Well, I really don’t know what the world is coming to. At the Royal Bath and West Show today, I took the following photo …
… maybe they were just emphasising the message on the banner beside them. If you look carefully, you can see the nose of a third animal caught up in all the excitement. And yes, these are all mature male alpacas (not Blacklands ones, I hasten to add) !
We had a lovely day out in Cheltenham yesterday at the SPANA charity event. The sun shone, the setting was great and there was lots of interest shown in our alpacas. As it happens, we were next door to a couple of llamas, so we were easily able to answer the common question “so what’s the difference between an alpaca and a llama ?”
SPANA is the Society of the Protection of ANimals Abroad, and tomorrow, Sunday 19th, we are taking a few of our alpacas up to Cheltenham to show them off at the SPANA “Stride Out Discovery Day” at the Pittville Pump Room and Park, Cheltenham GL52 3JE. They’re having a Mini Farm, Dog and Duck displays, Donkey rides, Ferrets, Falconry, Craft workshops, face painting, magic shows, … something for all the family !

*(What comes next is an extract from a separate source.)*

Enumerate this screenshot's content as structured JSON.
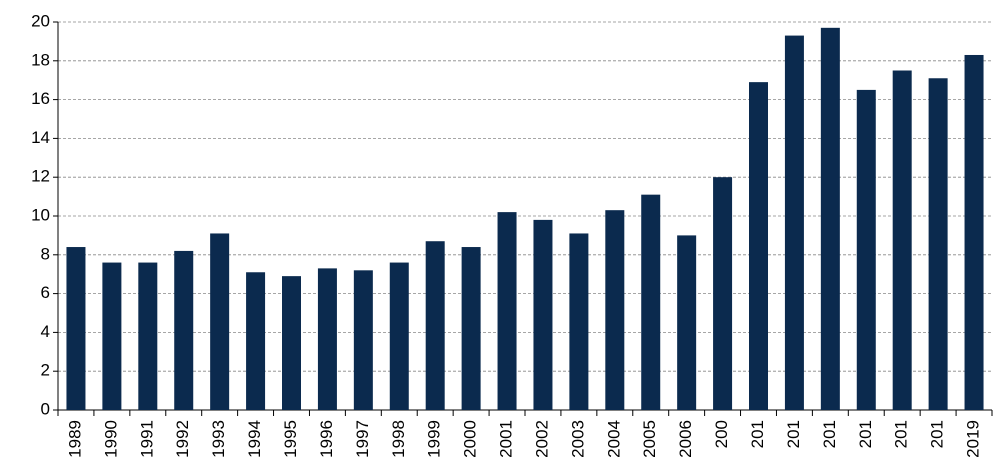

It was Pat’s birthday yesterday, but she didn’t get much of a lie-in as we had to feed the animals at home, load the show team and leave home all by 6 a.m. in order to get down to the Westpoint Showground outside Exeter by 7 before the organisers closed the livestock gates. But we made it, and each one of the show team (Garnet, Gypsy Princess, Gatsby and Goya) won a rosette – two seconds and two thirds. While it was a shame not to get a first on this occasion, we were far from last in any class, and it’s always good to hear the judge’s comments on each animal. It is a fact that while we can see the quality of own animals improving all the time, so are those of many other breeders.
When we had left home the animals were extremely damp, being covered in dew, even though they had been under cover in a barn overnight. Fortunately, the morning sun at the showground was quite strong, so we led them out from the marquee into the general public area to dry out their fleeces. The team are all juniors (6-12 months old), but they were all well behaved and attracted a lot of interest from members of the public.